In practice this is one of the popular approaches. If you want to test the Few-Shot prompting approach via your models or via simple Completion functionality of OpenAI’s API, you should define the prompt structure in the following way:

import openai
import os

# Create .env file in root directory and place here
# Your OpenAI's API Key named as OPENAI_API_KEY
OPENAI_API_KEY = os.environ.get("OPENAI_API_KEY")
client = OpenAI(api_key = OPENAI_API_KEY)

# Define the few-shot learning prompt
# The prompt definition always starts and ends with triple quotes
few_shot_prompt = """
Classify the following reviews as positive or negative:
- 'The product quality is amazing!' (Positive)
- 'I am very disappointed with the service.' (Negative)
- 'Exceeded my expectations in every way!' (Positive)
- 'Not worth the money.' (Negative)

Now classify this review: 'Fantastic customer support and great value for money.'
"""

response = client.completions.create(
model="gpt-4o",
prompt=few_shot_prompt,
max_tokens=60,
temperature=0.2,
)

print(response.choices[0].text.strip())

In real projects such prompt can consist of few hundreds rows of explanations in order to solve specific task. The example above is just a simple one that you can use and test straight away.

3. Zero-Shot Prompting:

Zero-Shot Prompting is a powerful technique where the model is asked to perform a task without being given any specific examples beforehand. This approach leverages the extensive training that the model has undergone to understand and complete tasks based solely on the instructions provided in the prompt.
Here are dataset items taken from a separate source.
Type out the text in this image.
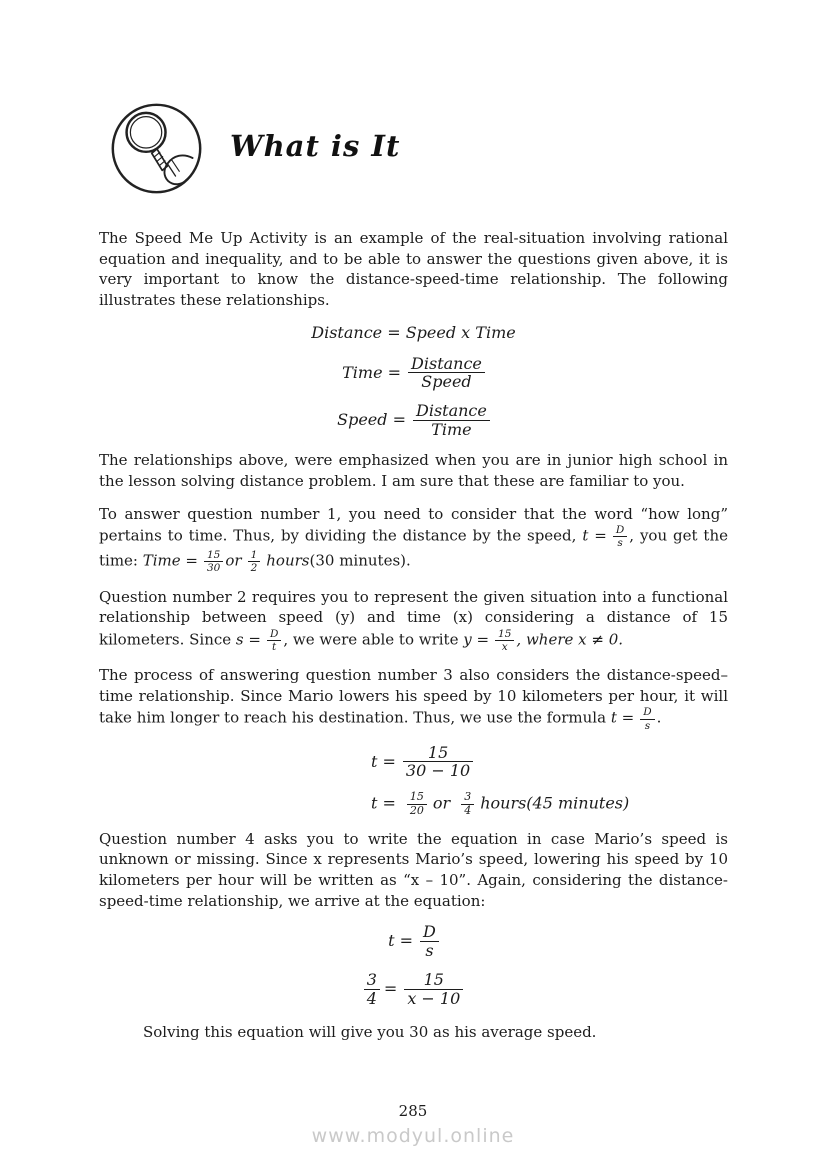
What is It

The Speed Me Up Activity is an example of the real-situation involving rational equation and inequality, and to be able to answer the questions given above, it is very important to know the distance-speed-time relationship. The following illustrates these relationships.

Distance = Speed x Time
Time = $\frac{\text{Distance}}{\text{Speed}}$
Speed = $\frac{\text{Distance}}{\text{Time}}$

The relationships above, were emphasized when you are in junior high school in the lesson solving distance problem. I am sure that these are familiar to you.

To answer question number 1, you need to consider that the word “how long” pertains to time. Thus, by dividing the distance by the speed, $t = \frac{D}{s}$ , you get the time: Time = $\frac{15}{30}$ or $\frac{1}{2}$ hours(30 minutes).

Question number 2 requires you to represent the given situation into a functional relationship between speed (y) and time (x) considering a distance of 15 kilometers. Since $s = \frac{D}{t}$ , we were able to write $y = \frac{15}{x}$ , where x ≠ 0.

The process of answering question number 3 also considers the distance-speed–time relationship. Since Mario lowers his speed by 10 kilometers per hour, it will take him longer to reach his destination. Thus, we use the formula $t = \frac{D}{s}$ .

$t = \frac{15}{30 - 10}$
$t = \frac{15}{20}$ or $\frac{3}{4}$ hours(45 minutes)

Question number 4 asks you to write the equation in case Mario’s speed is unknown or missing. Since x represents Mario’s speed, lowering his speed by 10 kilometers per hour will be written as “x – 10”. Again, considering the distance-speed-time relationship, we arrive at the equation:

$t = \frac{D}{s}$
$\frac{3}{4} = \frac{15}{x - 10}$

Solving this equation will give you 30 as his average speed.

285
www.modyul.online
It’s particularly useful for tasks where examples are not readily available or when you want to test the model’s generalization capabilities.

In Zero-Shot Prompting, you simply provide a clear and concise prompt that describes the task you want the model to perform. The model uses its pre-trained knowledge to generate a response based on the instructions given.

Zero-Shot Learning works because modern language models, like GPT-4, have been trained on vast amounts of diverse data. This training allows them to understand and respond to a wide range of tasks, even those they haven’t explicitly been trained on. The model relies on its ability to generalize from the patterns and information it has learned during training.

Tips and tricks with Zero-Shot Prompting:

  • Clarity: Ensure your instructions are as clear and specific as possible.
  • Simplicity: Avoid overly complex prompts that might confuse the model.
  • Context: Provide enough context to help the model understand the task, but keep it concise.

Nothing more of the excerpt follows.